El reencuentro con tu familia en Chile fue una alegría después de varios meses de ausencia: tus padres, tu hermana Claudia y tus pequeñas sobrinas. Celebraste con ellos tus 48 años. Te veían feliz, viviendo en plenitud. Claro, tenías tu vida tan sincronizada a los latidos de la voluntad de Dios que contagiabas pasión, esperanza y entusiasmo.
Algo nos ha pasado con tu muerte. Andábamos preocupados en urgencias y no nos dábamos cuenta de lo que tú intuías como esencial: “Requerimos de tiempos importantes de silencio, para estar con Jesús. En ese silencio escuchamos una palabra muy fundamental de parte de Dios. Esa palabra en que nos dice te amo, y te elijo, y te llamo por tu nombre”.
Te definías con sencillez: hermano de los SS.CC., caminante, gozador de la vida y de la literatura, buscador del Reino y su justicia. Y las personas que conocieron tu profunda conexión con el Corazón de Dios, como la hermana María Planas, tu acompañante espiritual, corroboran el modelado del Amigo en ti: “He sido testigo de sus búsquedas y de la belleza de su corazón, del trabajo exquisito de Dios en él, y por él, en tantos”.

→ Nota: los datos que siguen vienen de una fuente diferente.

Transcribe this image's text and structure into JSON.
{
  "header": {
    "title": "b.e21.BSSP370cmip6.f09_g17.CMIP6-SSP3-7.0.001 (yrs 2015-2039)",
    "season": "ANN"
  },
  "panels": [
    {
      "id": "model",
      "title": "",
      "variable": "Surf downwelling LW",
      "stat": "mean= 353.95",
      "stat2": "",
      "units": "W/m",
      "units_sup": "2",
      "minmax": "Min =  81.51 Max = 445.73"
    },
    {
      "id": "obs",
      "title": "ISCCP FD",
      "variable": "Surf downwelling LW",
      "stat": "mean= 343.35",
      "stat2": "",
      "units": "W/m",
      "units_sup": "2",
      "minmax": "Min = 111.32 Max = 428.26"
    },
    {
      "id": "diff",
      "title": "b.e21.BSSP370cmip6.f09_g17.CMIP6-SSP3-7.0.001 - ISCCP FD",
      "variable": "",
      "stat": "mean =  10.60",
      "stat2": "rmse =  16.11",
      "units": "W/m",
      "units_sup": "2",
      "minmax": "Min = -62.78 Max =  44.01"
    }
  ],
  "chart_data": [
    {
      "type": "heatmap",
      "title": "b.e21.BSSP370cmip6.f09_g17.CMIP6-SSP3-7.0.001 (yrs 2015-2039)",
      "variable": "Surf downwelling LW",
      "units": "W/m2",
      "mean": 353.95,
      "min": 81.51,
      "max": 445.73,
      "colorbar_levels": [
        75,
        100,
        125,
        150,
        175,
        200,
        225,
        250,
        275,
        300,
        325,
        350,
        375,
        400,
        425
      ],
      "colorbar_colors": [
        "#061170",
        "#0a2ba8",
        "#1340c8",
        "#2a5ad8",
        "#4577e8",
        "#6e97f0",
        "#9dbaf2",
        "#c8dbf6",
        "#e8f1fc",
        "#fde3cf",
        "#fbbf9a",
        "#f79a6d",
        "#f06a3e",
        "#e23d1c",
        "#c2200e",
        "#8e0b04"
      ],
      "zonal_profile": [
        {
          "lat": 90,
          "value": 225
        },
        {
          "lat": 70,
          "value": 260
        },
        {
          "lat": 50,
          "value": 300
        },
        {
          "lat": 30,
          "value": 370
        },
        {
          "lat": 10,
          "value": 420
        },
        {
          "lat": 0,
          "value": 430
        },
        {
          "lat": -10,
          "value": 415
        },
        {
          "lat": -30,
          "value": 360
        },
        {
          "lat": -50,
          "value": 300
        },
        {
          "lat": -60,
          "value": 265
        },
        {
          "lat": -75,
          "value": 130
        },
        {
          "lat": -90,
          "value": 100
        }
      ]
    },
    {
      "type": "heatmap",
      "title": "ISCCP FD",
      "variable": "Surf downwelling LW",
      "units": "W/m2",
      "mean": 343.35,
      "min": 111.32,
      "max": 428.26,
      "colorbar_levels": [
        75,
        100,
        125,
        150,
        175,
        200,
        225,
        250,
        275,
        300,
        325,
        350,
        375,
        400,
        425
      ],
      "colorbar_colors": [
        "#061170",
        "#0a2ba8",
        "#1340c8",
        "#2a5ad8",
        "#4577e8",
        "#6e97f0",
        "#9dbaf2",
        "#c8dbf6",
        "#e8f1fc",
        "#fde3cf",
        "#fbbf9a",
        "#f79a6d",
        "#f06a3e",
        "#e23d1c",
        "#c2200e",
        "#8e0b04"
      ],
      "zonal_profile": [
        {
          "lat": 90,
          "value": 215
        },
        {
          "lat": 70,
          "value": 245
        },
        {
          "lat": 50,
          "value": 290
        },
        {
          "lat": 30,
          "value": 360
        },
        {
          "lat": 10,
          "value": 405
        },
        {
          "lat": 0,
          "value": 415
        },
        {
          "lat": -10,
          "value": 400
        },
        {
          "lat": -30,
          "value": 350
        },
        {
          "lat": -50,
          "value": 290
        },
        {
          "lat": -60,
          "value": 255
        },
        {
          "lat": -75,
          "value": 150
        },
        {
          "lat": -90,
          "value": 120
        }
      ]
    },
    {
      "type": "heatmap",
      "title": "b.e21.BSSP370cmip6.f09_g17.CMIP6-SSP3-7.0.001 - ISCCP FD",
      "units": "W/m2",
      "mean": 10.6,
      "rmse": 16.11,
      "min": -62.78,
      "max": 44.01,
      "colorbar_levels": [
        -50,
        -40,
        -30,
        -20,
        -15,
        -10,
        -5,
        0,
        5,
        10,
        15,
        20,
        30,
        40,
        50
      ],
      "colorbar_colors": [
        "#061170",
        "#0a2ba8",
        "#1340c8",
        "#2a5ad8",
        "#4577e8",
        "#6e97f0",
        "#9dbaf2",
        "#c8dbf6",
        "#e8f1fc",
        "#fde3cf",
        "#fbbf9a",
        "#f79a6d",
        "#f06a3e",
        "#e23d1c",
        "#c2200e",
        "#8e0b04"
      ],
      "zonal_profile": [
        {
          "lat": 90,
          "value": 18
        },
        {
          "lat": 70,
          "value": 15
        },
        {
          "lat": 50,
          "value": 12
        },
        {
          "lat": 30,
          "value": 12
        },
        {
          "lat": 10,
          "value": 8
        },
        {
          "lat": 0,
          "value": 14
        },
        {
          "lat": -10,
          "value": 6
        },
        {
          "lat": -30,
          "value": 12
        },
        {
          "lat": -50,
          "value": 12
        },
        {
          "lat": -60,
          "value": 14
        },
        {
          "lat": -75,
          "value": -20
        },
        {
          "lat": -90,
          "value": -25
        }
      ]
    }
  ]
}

Como el Tata Esteban Gumucio, modelo de religioso y sacerdote, escribías cuentos, poesías, relatos y pedaleabas en bicicleta. Eras capaz de compartir los susurros de Dios con los hermanos, porque la riqueza que había en ti sabías, generosamente y sin ruido, comunicarla. Firme y suave, arriesgaste tu vida desde la creatividad y la libertad. Como el beato Angelelli, Ronaldo Muñoz y el Cura Brochero, te hiciste servidor del pueblo, recitador de versos y transformador de lo cotidiano con la revolución de tu ternura.
Algo nos ha pasado con tu muerte, que nos descoloca y nos hace apostar por la amistad con Dios y con los hermanos. Tu fraternidad y tu sacerdocio nos han alborotado. Abrazaste la vida y la amaste. Inspirado en Teresa de Ávila y en el hermanito Carlos de Foucauld, renunciaste a una brillante carrera de abogado en el mundo, para dejar de ser Matías Valenzuela y adoptar el solo nombre que tanto te gustaba: Matías de Jesús.